LLaVA-NeXT
LLaVA-NeXT copied to clipboard
How to access video data in LLaVA-OneVision?
Thank you for your contribution.
Under the huggingface lmms-lab/LLaVA-OneVision-Data repo, I find that there are only single-image data, and in your scripts/train/README.md, you say that the video incorporates Youcook2 (32267), Charades (19851), NextQA (7653), activitynet (5153), ego4d (671), but under huggingface lmms-lab repo, I cannot find ego4d dataset, and Youcook2 only has val and test split, which is less than the number reported in the paper(41.9k samples).
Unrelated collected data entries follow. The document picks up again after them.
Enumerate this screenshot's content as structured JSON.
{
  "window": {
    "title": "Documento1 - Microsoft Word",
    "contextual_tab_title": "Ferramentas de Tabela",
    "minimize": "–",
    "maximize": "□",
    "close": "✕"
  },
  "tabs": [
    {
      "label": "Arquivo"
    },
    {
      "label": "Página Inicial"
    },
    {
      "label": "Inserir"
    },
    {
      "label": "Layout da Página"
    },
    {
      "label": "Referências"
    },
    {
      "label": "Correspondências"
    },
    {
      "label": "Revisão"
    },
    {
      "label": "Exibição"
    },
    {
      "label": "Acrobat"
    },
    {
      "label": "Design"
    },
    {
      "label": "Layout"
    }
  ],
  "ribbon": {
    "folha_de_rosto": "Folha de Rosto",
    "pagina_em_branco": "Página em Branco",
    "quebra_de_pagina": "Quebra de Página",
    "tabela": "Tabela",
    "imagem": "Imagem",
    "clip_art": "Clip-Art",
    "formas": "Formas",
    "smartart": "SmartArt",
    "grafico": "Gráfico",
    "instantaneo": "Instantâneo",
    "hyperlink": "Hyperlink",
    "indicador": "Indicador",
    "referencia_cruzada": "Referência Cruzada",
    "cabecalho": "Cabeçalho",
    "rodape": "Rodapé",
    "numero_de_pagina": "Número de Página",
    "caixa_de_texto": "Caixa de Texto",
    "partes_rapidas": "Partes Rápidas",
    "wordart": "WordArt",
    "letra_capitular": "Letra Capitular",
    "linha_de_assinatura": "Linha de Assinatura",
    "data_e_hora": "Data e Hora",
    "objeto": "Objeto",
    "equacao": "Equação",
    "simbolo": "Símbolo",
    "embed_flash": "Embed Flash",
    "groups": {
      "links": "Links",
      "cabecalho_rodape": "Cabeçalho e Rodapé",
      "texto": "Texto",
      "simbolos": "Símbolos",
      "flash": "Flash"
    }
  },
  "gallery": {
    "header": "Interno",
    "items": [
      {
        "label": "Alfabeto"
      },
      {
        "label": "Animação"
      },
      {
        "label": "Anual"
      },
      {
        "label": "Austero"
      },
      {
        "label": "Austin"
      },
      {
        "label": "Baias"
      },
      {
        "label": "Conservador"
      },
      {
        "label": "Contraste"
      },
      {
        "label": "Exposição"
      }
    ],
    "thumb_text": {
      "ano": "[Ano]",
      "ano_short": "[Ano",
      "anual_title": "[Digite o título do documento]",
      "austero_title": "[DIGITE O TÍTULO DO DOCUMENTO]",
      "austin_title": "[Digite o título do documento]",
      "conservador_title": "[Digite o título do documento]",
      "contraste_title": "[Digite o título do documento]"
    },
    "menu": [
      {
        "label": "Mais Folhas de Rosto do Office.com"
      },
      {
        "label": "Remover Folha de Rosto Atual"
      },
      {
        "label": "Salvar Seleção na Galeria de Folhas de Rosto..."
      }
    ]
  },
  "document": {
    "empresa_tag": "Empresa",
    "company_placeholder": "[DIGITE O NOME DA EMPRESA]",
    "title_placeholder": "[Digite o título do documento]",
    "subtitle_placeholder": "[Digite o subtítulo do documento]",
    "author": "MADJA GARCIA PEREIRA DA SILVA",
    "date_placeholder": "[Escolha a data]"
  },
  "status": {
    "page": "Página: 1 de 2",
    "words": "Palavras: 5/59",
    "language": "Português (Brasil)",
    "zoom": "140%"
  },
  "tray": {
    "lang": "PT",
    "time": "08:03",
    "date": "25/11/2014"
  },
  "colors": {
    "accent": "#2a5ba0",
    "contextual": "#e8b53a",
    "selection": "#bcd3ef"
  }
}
Does anyone know how to find those video data annotated in the llava format?
I am also a little confused with the relationship between OneVision data and M4-Instruct-Data. Does OneVision contain the total of M4-Instruct?
I assume that the 560k multi-image samples are a subset of M4-Instruct? But M4-Instruct contains 615k multi-image samples, how can I find the 560k subset? And
lmms-lab/LLaVA-OneVision-Data repo actually contains "Single-Image 3.2M", not the "OneVision 1.6M"? So how can I find the "800K higher-quality data re-sampled from previous stage"?
Hi xsgldhy, have you solved this problem?